Diagnostic questions

• Are overlays too hot when poured (thermal damage)?
• Is agar % too high, limiting diffusion and plaque formation?
• Are ions present at supportive levels, or missing entirely?
• Is incubation temperature aligned with host growth and phage replication?
• Are you plating at an appropriate range of dilutions (or only testing one)?

Where services help: Phage Test can be run as a structured assay-optimization package rather than ad hoc tweaking.

If PFU/mL variance is high, your project will “fail” by the calendar, not the biology, because you can’t compare runs.

Diagnostic questions

• Do different operators get different titers from the same stock?
• Are you mixing thoroughly and sampling consistently (time, vortex, pipette type)?
• Do you normalize by PFU, by volume, or by an untracked proxy?
• Are you tracking adsorption losses during filtration or cleanup steps?
• Are you using replicates (technical and biological) or single measurements?
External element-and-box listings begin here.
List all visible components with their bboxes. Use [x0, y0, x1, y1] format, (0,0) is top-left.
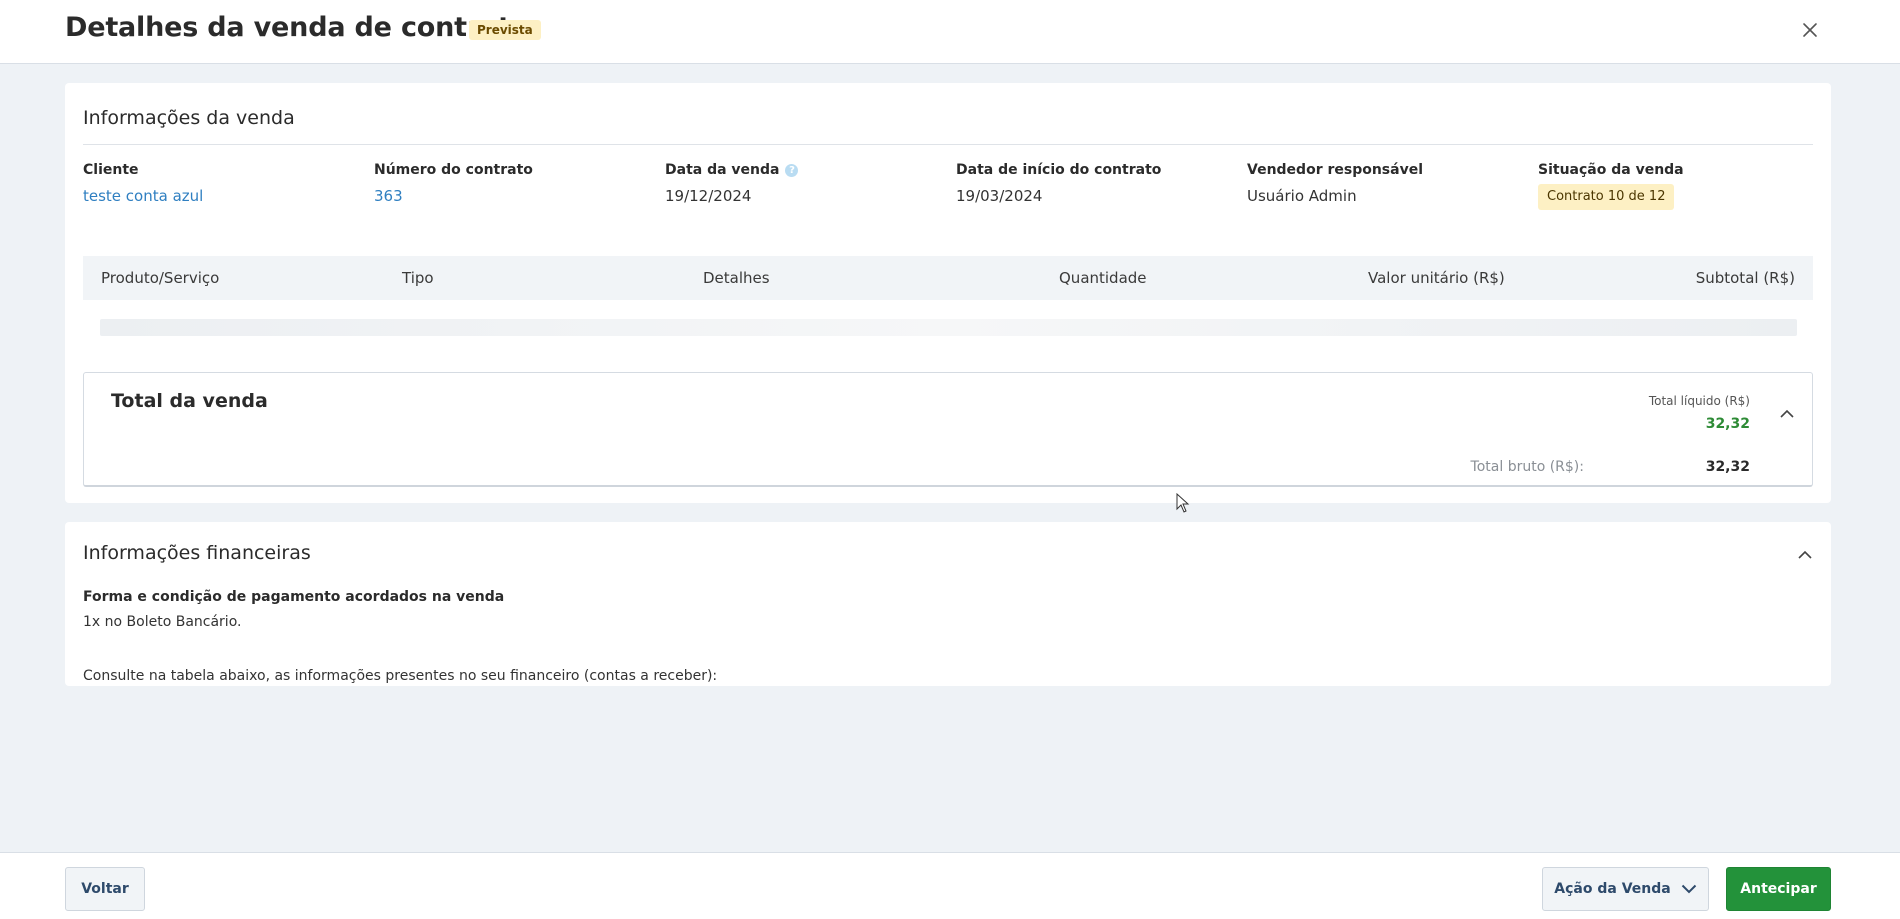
- contract-status-badge: Contrato 10 de 12: [1538, 184, 1675, 210]
- field-label-with-help: Data da venda ?: [665, 162, 945, 178]
- sale-info-title: Informações da venda: [83, 107, 295, 129]
- collapse-totals-button[interactable]: [1777, 403, 1797, 423]
- gross-total-value: 32,32: [1705, 459, 1750, 475]
- chevron-up-icon: [1780, 409, 1794, 418]
- field-label: Número do contrato: [374, 162, 533, 178]
- field-label: Data de início do contrato: [956, 162, 1162, 178]
- client-link[interactable]: teste conta azul: [83, 187, 363, 205]
- close-icon: [1803, 23, 1817, 37]
- help-icon[interactable]: ?: [785, 163, 799, 177]
- footer-bar: Voltar Ação da Venda Antecipar: [0, 852, 1900, 919]
- total-title: Total da venda: [111, 390, 268, 412]
- sale-date: 19/12/2024: [665, 187, 752, 205]
- field-vendedor: Vendedor responsável Usuário Admin: [1247, 162, 1527, 205]
- back-button[interactable]: Voltar: [65, 867, 145, 911]
- financial-table-hint: Consulte na tabela abaixo, as informaçõe…: [83, 668, 718, 684]
- column-header-subtotal: Subtotal (R$): [1695, 269, 1795, 287]
- column-header-produto: Produto/Serviço: [101, 269, 220, 287]
- financial-info-card: Informações financeiras Forma e condição…: [65, 522, 1831, 686]
- contract-number-link[interactable]: 363: [374, 187, 654, 205]
- field-data-inicio: Data de início do contrato 19/03/2024: [956, 162, 1236, 205]
- column-header-tipo: Tipo: [402, 269, 434, 287]
- field-label: Situação da venda: [1538, 162, 1684, 178]
- sale-total-box: Total da venda Total líquido (R$) 32,32 …: [83, 372, 1813, 487]
- field-situacao: Situação da venda Contrato 10 de 12: [1538, 162, 1818, 210]
- field-contrato: Número do contrato 363: [374, 162, 654, 205]
- section-divider: [83, 144, 1813, 145]
- sale-info-card: Informações da venda Cliente teste conta…: [65, 83, 1831, 503]
- advance-button[interactable]: Antecipar: [1726, 867, 1831, 911]
- loading-skeleton-row: [100, 319, 1797, 336]
- net-total-label: Total líquido (R$): [1648, 394, 1750, 408]
- payment-condition: 1x no Boleto Bancário.: [83, 614, 242, 630]
- field-data-venda: Data da venda ? 19/12/2024: [665, 162, 945, 205]
- chevron-up-icon: [1798, 550, 1812, 559]
- net-total-value: 32,32: [1705, 416, 1750, 432]
- items-table-header: Produto/Serviço Tipo Detalhes Quantidade…: [83, 256, 1813, 300]
- payment-heading: Forma e condição de pagamento acordados …: [83, 589, 505, 605]
- column-header-detalhes: Detalhes: [703, 269, 770, 287]
- field-cliente: Cliente teste conta azul: [83, 162, 363, 205]
- field-label-text: Data da venda: [665, 162, 780, 178]
- status-badge: Prevista: [469, 20, 541, 40]
- close-button[interactable]: [1796, 16, 1824, 44]
- field-label: Vendedor responsável: [1247, 162, 1424, 178]
- contract-start-date: 19/03/2024: [956, 187, 1043, 205]
- collapse-financial-button[interactable]: [1795, 544, 1815, 564]
- mouse-cursor-icon: [1176, 493, 1190, 513]
- financial-info-title: Informações financeiras: [83, 542, 311, 564]
- seller-name: Usuário Admin: [1247, 187, 1357, 205]
- field-label: Cliente: [83, 162, 139, 178]
- page-title: Detalhes da venda de contrato: [65, 12, 530, 43]
- sale-details-page: Detalhes da venda de contrato Prevista I…: [0, 0, 1900, 919]
- gross-total-label: Total bruto (R$):: [1470, 459, 1584, 475]
- column-header-valor-unitario: Valor unitário (R$): [1368, 269, 1505, 287]
- sale-action-label: Ação da Venda: [1554, 881, 1671, 897]
- column-header-quantidade: Quantidade: [1059, 269, 1147, 287]
- sale-action-dropdown[interactable]: Ação da Venda: [1542, 867, 1709, 911]
- top-bar: Detalhes da venda de contrato Prevista: [0, 0, 1900, 64]
- chevron-down-icon: [1681, 884, 1696, 894]
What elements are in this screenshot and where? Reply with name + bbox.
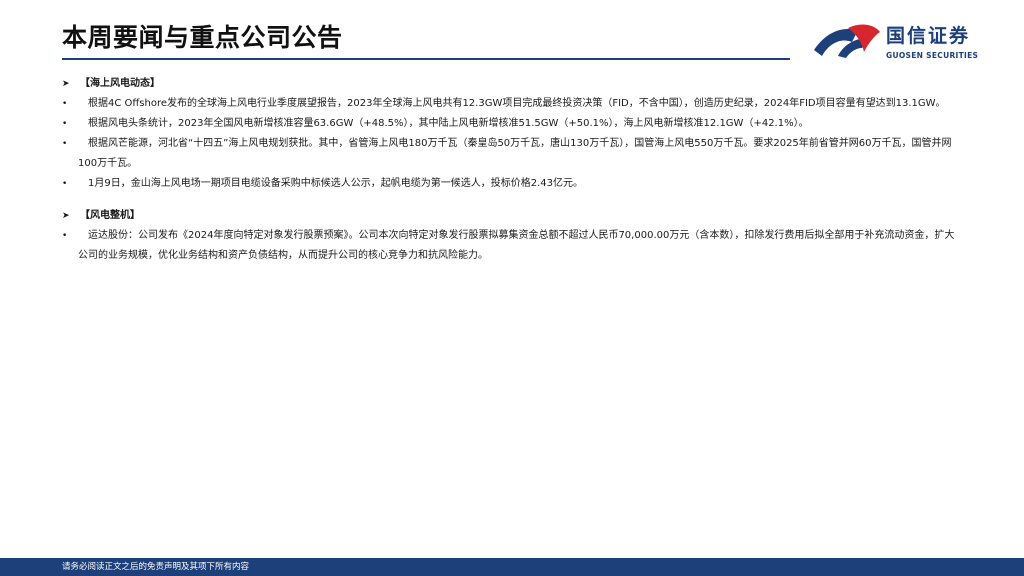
guosen-logo-icon — [814, 24, 880, 58]
news-content: ➤ 【海上风电动态】 • 根据4C Offshore发布的全球海上风电行业季度展… — [62, 76, 962, 280]
list-item: • 根据4C Offshore发布的全球海上风电行业季度展望报告，2023年全球… — [62, 94, 962, 114]
list-item-text: 根据风电头条统计，2023年全国风电新增核准容量63.6GW（+48.5%），其… — [88, 118, 809, 129]
list-item-text: 1月9日，金山海上风电场一期项目电缆设备采购中标候选人公示，起帆电缆为第一候选人… — [88, 178, 583, 189]
logo-english-name: GUOSEN SECURITIES — [886, 51, 979, 60]
bullet-dot-icon: • — [62, 179, 68, 189]
footer-bar: 请务必阅读正文之后的免责声明及其项下所有内容 — [0, 558, 1024, 576]
footer-disclaimer: 请务必阅读正文之后的免责声明及其项下所有内容 — [62, 562, 250, 572]
list-item-text: 运达股份：公司发布《2024年度向特定对象发行股票预案》。公司本次向特定对象发行… — [78, 230, 955, 261]
logo-chinese-name: 国信证券 — [886, 25, 971, 47]
arrow-bullet-icon: ➤ — [62, 79, 70, 89]
list-item-text: 根据4C Offshore发布的全球海上风电行业季度展望报告，2023年全球海上… — [88, 98, 946, 109]
section-offshore-wind: ➤ 【海上风电动态】 • 根据4C Offshore发布的全球海上风电行业季度展… — [62, 76, 962, 194]
bullet-dot-icon: • — [62, 139, 68, 149]
page-title: 本周要闻与重点公司公告 — [62, 23, 343, 52]
list-item: • 1月9日，金山海上风电场一期项目电缆设备采购中标候选人公示，起帆电缆为第一候… — [62, 174, 962, 194]
section-heading: ➤ 【风电整机】 — [62, 208, 962, 224]
company-logo: 国信证券 GUOSEN SECURITIES — [812, 22, 982, 62]
bullet-dot-icon: • — [62, 119, 68, 129]
arrow-bullet-icon: ➤ — [62, 211, 70, 221]
list-item: • 根据风电头条统计，2023年全国风电新增核准容量63.6GW（+48.5%）… — [62, 114, 962, 134]
list-item: • 运达股份：公司发布《2024年度向特定对象发行股票预案》。公司本次向特定对象… — [62, 226, 962, 266]
section-heading-text: 【海上风电动态】 — [80, 78, 160, 89]
list-item: • 根据风芒能源，河北省“十四五”海上风电规划获批。其中，省管海上风电180万千… — [62, 134, 962, 174]
bullet-dot-icon: • — [62, 99, 68, 109]
section-heading-text: 【风电整机】 — [80, 210, 140, 221]
title-underline — [62, 58, 790, 60]
bullet-dot-icon: • — [62, 231, 68, 241]
list-item-text: 根据风芒能源，河北省“十四五”海上风电规划获批。其中，省管海上风电180万千瓦（… — [78, 138, 952, 169]
section-heading: ➤ 【海上风电动态】 — [62, 76, 962, 92]
section-wind-turbine: ➤ 【风电整机】 • 运达股份：公司发布《2024年度向特定对象发行股票预案》。… — [62, 208, 962, 266]
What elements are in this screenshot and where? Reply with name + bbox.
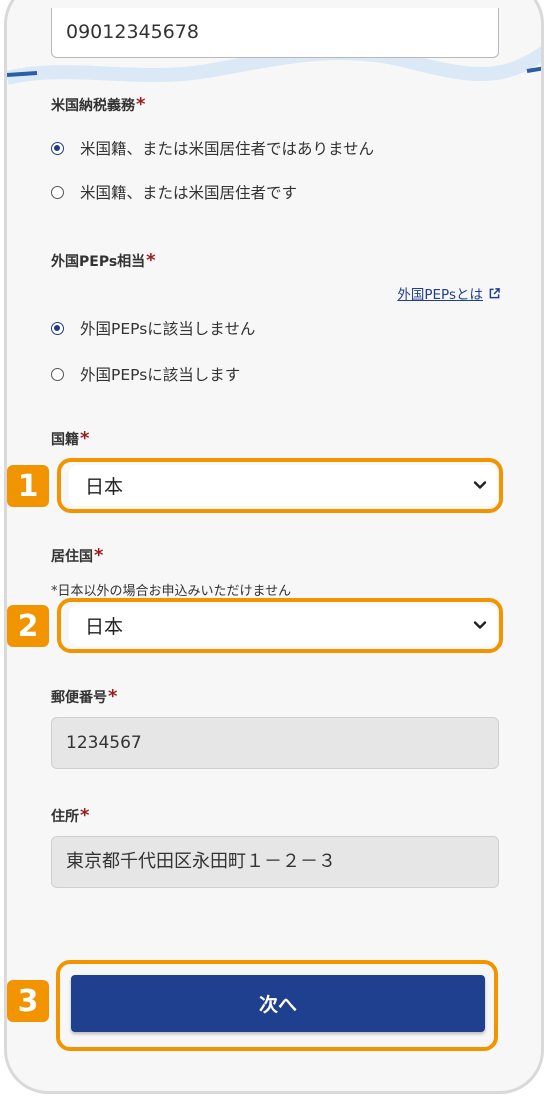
peps-label: 外国PEPs相当* (51, 250, 156, 271)
us-tax-option-us[interactable]: 米国籍、または米国居住者です (51, 181, 297, 203)
required-mark: * (94, 545, 104, 566)
residence-note: *日本以外の場合お申込みいただけません (51, 584, 292, 599)
radio-unchecked-icon[interactable] (51, 367, 64, 381)
required-mark: * (80, 805, 90, 826)
us-tax-label: 米国納税義務* (51, 94, 146, 115)
chevron-down-icon (473, 481, 487, 489)
radio-checked-icon[interactable] (51, 321, 64, 335)
step-badge-3: 3 (7, 980, 49, 1022)
peps-option-label: 外国PEPsに該当しません (80, 320, 256, 338)
us-tax-option-label: 米国籍、または米国居住者です (80, 184, 298, 202)
required-mark: * (146, 250, 156, 271)
peps-help-link-text[interactable]: 外国PEPsとは (397, 283, 483, 303)
address-field[interactable]: 東京都千代田区永田町１－２－３ (51, 836, 499, 888)
chevron-down-icon (473, 621, 487, 629)
required-mark: * (108, 686, 118, 707)
next-button-label: 次へ (258, 994, 297, 1016)
residence-select[interactable]: 日本 (69, 605, 497, 646)
required-mark: * (80, 428, 90, 449)
residence-label: 居住国* (51, 545, 104, 566)
residence-selected-value: 日本 (85, 616, 124, 638)
peps-help-link[interactable]: 外国PEPsとは (397, 283, 500, 303)
address-field-value: 東京都千代田区永田町１－２－３ (66, 851, 336, 872)
phone-field[interactable]: 09012345678 (51, 8, 499, 58)
step-badge-2: 2 (7, 605, 49, 647)
radio-checked-icon[interactable] (51, 141, 64, 155)
peps-option-applicable[interactable]: 外国PEPsに該当します (51, 363, 240, 385)
postal-field-value: 1234567 (66, 733, 142, 753)
us-tax-option-label: 米国籍、または米国居住者ではありません (80, 140, 375, 158)
nationality-select[interactable]: 日本 (69, 465, 497, 506)
postal-label: 郵便番号* (51, 686, 118, 707)
nationality-label: 国籍* (51, 428, 90, 449)
step-badge-1: 1 (7, 465, 49, 507)
postal-field[interactable]: 1234567 (51, 717, 499, 769)
address-label: 住所* (51, 805, 90, 826)
peps-option-not-applicable[interactable]: 外国PEPsに該当しません (51, 317, 255, 339)
required-mark: * (136, 94, 146, 115)
nationality-selected-value: 日本 (85, 476, 124, 498)
next-button[interactable]: 次へ (71, 975, 485, 1032)
external-link-icon (489, 287, 500, 298)
radio-unchecked-icon[interactable] (51, 185, 64, 199)
peps-option-label: 外国PEPsに該当します (80, 366, 241, 384)
phone-field-value: 09012345678 (66, 21, 199, 43)
us-tax-option-not-us[interactable]: 米国籍、または米国居住者ではありません (51, 137, 374, 159)
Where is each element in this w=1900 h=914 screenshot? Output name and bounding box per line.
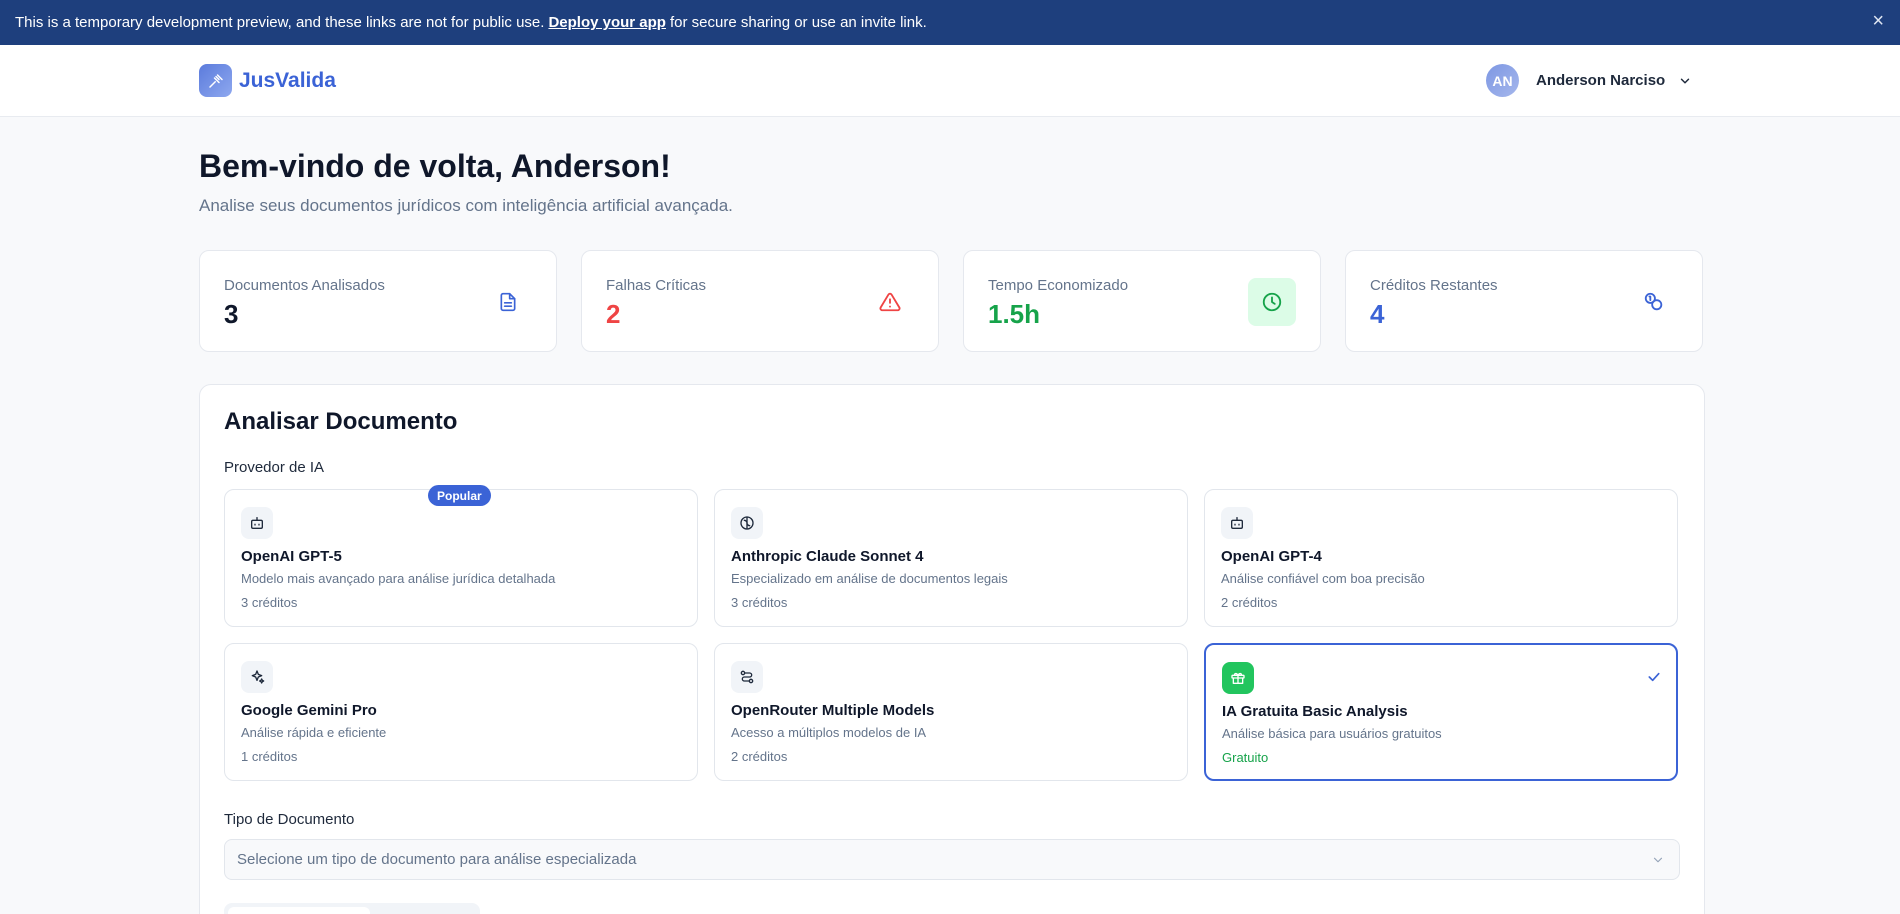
doc-type-placeholder: Selecione um tipo de documento para anál…	[237, 851, 637, 868]
gavel-icon	[199, 64, 232, 97]
app-logo[interactable]: JusValida	[199, 64, 336, 97]
stat-card-credits: Créditos Restantes 4	[1345, 250, 1703, 352]
stat-label: Falhas Críticas	[606, 277, 707, 294]
app-name: JusValida	[239, 68, 336, 92]
stat-label: Documentos Analisados	[224, 277, 385, 294]
upload-tabs	[224, 903, 480, 914]
provider-cost: 2 créditos	[1221, 595, 1278, 610]
bot-icon	[241, 507, 273, 539]
sparkles-icon	[241, 661, 273, 693]
provider-description: Análise rápida e eficiente	[241, 725, 387, 740]
dev-preview-banner: This is a temporary development preview,…	[0, 0, 1900, 45]
close-icon[interactable]: ×	[1872, 11, 1884, 31]
user-name: Anderson Narciso	[1536, 72, 1666, 89]
check-icon	[1646, 669, 1662, 690]
provider-cost: 2 créditos	[731, 749, 788, 764]
provider-label: Provedor de IA	[224, 459, 325, 476]
bot-icon	[1221, 507, 1253, 539]
chevron-down-icon	[1678, 74, 1692, 88]
clock-icon	[1248, 278, 1296, 326]
analyze-panel: Analisar Documento Provedor de IA Popula…	[199, 384, 1705, 914]
page-title: Bem-vindo de volta, Anderson!	[199, 148, 671, 184]
route-icon	[731, 661, 763, 693]
section-title: Analisar Documento	[224, 408, 458, 435]
top-header: JusValida AN Anderson Narciso	[0, 45, 1900, 117]
deploy-app-link[interactable]: Deploy your app	[548, 14, 666, 31]
stat-value: 1.5h	[988, 299, 1041, 329]
coins-icon	[1630, 278, 1678, 326]
stat-card-time-saved: Tempo Economizado 1.5h	[963, 250, 1321, 352]
avatar: AN	[1486, 64, 1519, 97]
banner-text: This is a temporary development preview,…	[15, 14, 545, 31]
gift-icon	[1222, 662, 1254, 694]
stat-label: Créditos Restantes	[1370, 277, 1498, 294]
provider-name: OpenAI GPT-4	[1221, 548, 1322, 565]
provider-cost: 3 créditos	[241, 595, 298, 610]
stat-value: 2	[606, 299, 621, 329]
provider-name: OpenAI GPT-5	[241, 548, 342, 565]
provider-cost: 1 créditos	[241, 749, 298, 764]
stat-value: 4	[1370, 299, 1385, 329]
doc-type-label: Tipo de Documento	[224, 811, 355, 828]
provider-cost: 3 créditos	[731, 595, 788, 610]
provider-card-free[interactable]: IA Gratuita Basic Analysis Análise básic…	[1204, 643, 1678, 781]
brain-icon	[731, 507, 763, 539]
stat-card-documents: Documentos Analisados 3	[199, 250, 557, 352]
stat-card-critical-failures: Falhas Críticas 2	[581, 250, 939, 352]
chevron-down-icon	[1651, 853, 1665, 872]
doc-type-select[interactable]: Selecione um tipo de documento para anál…	[224, 839, 1680, 880]
banner-text-after: for secure sharing or use an invite link…	[669, 14, 927, 31]
provider-card-gpt5[interactable]: Popular OpenAI GPT-5 Modelo mais avançad…	[224, 485, 698, 627]
provider-description: Análise básica para usuários gratuitos	[1222, 726, 1442, 741]
provider-description: Acesso a múltiplos modelos de IA	[731, 725, 927, 740]
page-subtitle: Analise seus documentos jurídicos com in…	[199, 196, 733, 215]
provider-card-gpt4[interactable]: OpenAI GPT-4 Análise confiável com boa p…	[1204, 489, 1678, 627]
provider-description: Especializado em análise de documentos l…	[731, 571, 1008, 586]
provider-description: Modelo mais avançado para análise jurídi…	[241, 571, 556, 586]
provider-card-gemini[interactable]: Google Gemini Pro Análise rápida e efici…	[224, 643, 698, 781]
stat-value: 3	[224, 299, 239, 329]
provider-card-claude[interactable]: Anthropic Claude Sonnet 4 Especializado …	[714, 489, 1188, 627]
provider-cost: Gratuito	[1222, 750, 1269, 765]
provider-name: IA Gratuita Basic Analysis	[1222, 703, 1408, 720]
stat-label: Tempo Economizado	[988, 277, 1129, 294]
popular-badge: Popular	[428, 485, 491, 506]
provider-card-openrouter[interactable]: OpenRouter Multiple Models Acesso a múlt…	[714, 643, 1188, 781]
provider-name: OpenRouter Multiple Models	[731, 702, 935, 719]
provider-description: Análise confiável com boa precisão	[1221, 571, 1425, 586]
provider-name: Google Gemini Pro	[241, 702, 377, 719]
provider-name: Anthropic Claude Sonnet 4	[731, 548, 924, 565]
tab-active[interactable]	[228, 907, 370, 914]
document-icon	[484, 278, 532, 326]
warning-icon	[866, 278, 914, 326]
user-menu[interactable]: AN Anderson Narciso	[1486, 64, 1692, 97]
Service touchpoints: Phage Analytics can convert these into reportable metrics and acceptance criteria.

Contamination can look like success (spurious clearing) or failure (no reproducibility).

Diagnostic questions

• Are negative controls ever positive?
• Do plaque morphologies change between passages without explanation?
• Is there any chance of host cross-contamination between strains or plates?
• Are disinfectants, detergents, or antibiotics carried into assays?
• Are you reusing consumables or working in crowded workflow space?

Sequencing is not a magic validator if the input is dominated by host DNA or inhibited by matrix components.

Diagnostic questions

• Is the sample a crude lysate with high host DNA content?
• Do you have evidence of adequate phage particle concentration before extraction?
• Are you seeing low library complexity or assemblies fragmented into many contigs?
• Are reads mapping heavily to host genome or plasmids?
• Are you expecting complete genomes from low-input or mixed populations?

Service touchpoints: Phage Genome Sequencing paired with Phage Analytics helps align sample prep, sequencing depth, and interpretation to the biological question.

Projects derail when “positive” means different things to different team members.

Diagnostic questions

• Is your primary goal isolation, host range mapping, genome recovery, or functional screening?
• Are you interpreting turbidity clearing as infection without confirming PFU?
• Are you calling “no plaques” as “no phage” without checking assay suppression?
• Do you have acceptance criteria for titer stability, purity, and sequence completeness?
• Do you document decisions and deviations (or rely on memory)?